Precautions for practices

Doctors of optometry can help prevent the spread of measles and other contagious diseases among patients and staff. Among precautions they can take:

  • Ask and encourage parents of young children to keep their vaccinations up to date, Dr. Dueñas highly recommends. "We've always encouraged parents to vaccinate their children," says Sue Lowe, O.D., who practices in Laramie, Wyoming, and chairs the AOA's Health Promotions Committee. "It is important to confirm with parents that vaccines have been done as recommended by the CDC." The CDC also recommends making sure patients are current with their immunizations if they plan to travel.

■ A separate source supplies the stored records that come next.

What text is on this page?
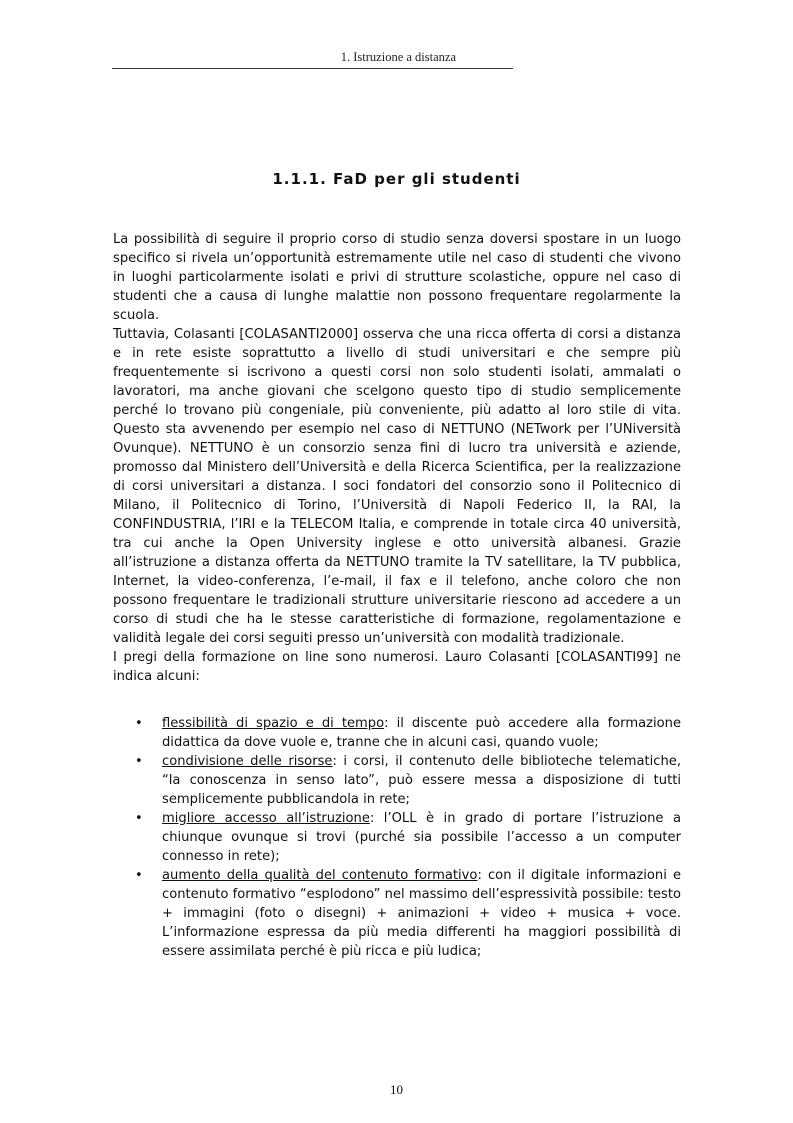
1. Istruzione a distanza
1.1.1. FaD per gli studenti

La possibilità di seguire il proprio corso di studio senza doversi spostare in un luogo specifico si rivela un’opportunità estremamente utile nel caso di studenti che vivono in luoghi particolarmente isolati e privi di strutture scolastiche, oppure nel caso di studenti che a causa di lunghe malattie non possono frequentare regolarmente la scuola.

Tuttavia, Colasanti [COLASANTI2000] osserva che una ricca offerta di corsi a distanza e in rete esiste soprattutto a livello di studi universitari e che sempre più frequentemente si iscrivono a questi corsi non solo studenti isolati, ammalati o lavoratori, ma anche giovani che scelgono questo tipo di studio semplicemente perché lo trovano più congeniale, più conveniente, più adatto al loro stile di vita. Questo sta avvenendo per esempio nel caso di NETTUNO (NETwork per l’UNiversità Ovunque). NETTUNO è un consorzio senza fini di lucro tra università e aziende, promosso dal Ministero dell’Università e della Ricerca Scientifica, per la realizzazione di corsi universitari a distanza. I soci fondatori del consorzio sono il Politecnico di Milano, il Politecnico di Torino, l’Università di Napoli Federico II, la RAI, la CONFINDUSTRIA, l’IRI e la TELECOM Italia, e comprende in totale circa 40 università, tra cui anche la Open University inglese e otto università albanesi. Grazie all’istruzione a distanza offerta da NETTUNO tramite la TV satellitare, la TV pubblica, Internet, la video-conferenza, l’e-mail, il fax e il telefono, anche coloro che non possono frequentare le tradizionali strutture universitarie riescono ad accedere a un corso di studi che ha le stesse caratteristiche di formazione, regolamentazione e validità legale dei corsi seguiti presso un’università con modalità tradizionale.

I pregi della formazione on line sono numerosi. Lauro Colasanti [COLASANTI99] ne indica alcuni:

• flessibilità di spazio e di tempo: il discente può accedere alla formazione didattica da dove vuole e, tranne che in alcuni casi, quando vuole;
• condivisione delle risorse: i corsi, il contenuto delle biblioteche telematiche, “la conoscenza in senso lato”, può essere messa a disposizione di tutti semplicemente pubblicandola in rete;
• migliore accesso all’istruzione: l’OLL è in grado di portare l’istruzione a chiunque ovunque si trovi (purché sia possibile l’accesso a un computer connesso in rete);
• aumento della qualità del contenuto formativo: con il digitale informazioni e contenuto formativo “esplodono” nel massimo dell’espressività possibile: testo + immagini (foto o disegni) + animazioni + video + musica + voce. L’informazione espressa da più media differenti ha maggiori possibilità di essere assimilata perché è più ricca e più ludica;
10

  • Practice proper infection control. "There are evidence-based practices published by the CDC designed to both protect health care personnel and prevent the spread of infections among patients," Dr. Dueñas says. "Standard precautions include hand hygiene, use of personal protective equipment (such as gloves, gowns and face masks), respiratory hygiene and cough etiquette, safe injection practices and safe handling of potentially contaminated equipment or surfaces in the patient environment. For diseases that have multiple routes of transmission, a combination of Standard Precautions and Transmission-Based Precautions may be used."
  • Call staff together to get on the same precautions page. Doug Totten, O.D., chair of the AOA's Ethics and Values Committee, cites the AOA Standards of Professional Conduct, which state, "the optometrist has the duty to avoid acts of omission or commission that would harm the patient." Says Dr. Totten, "It would be wise for optometrists to have a briefing on the outbreak with staff members and what steps can be taken to minimize risks for the individual and the patients being served."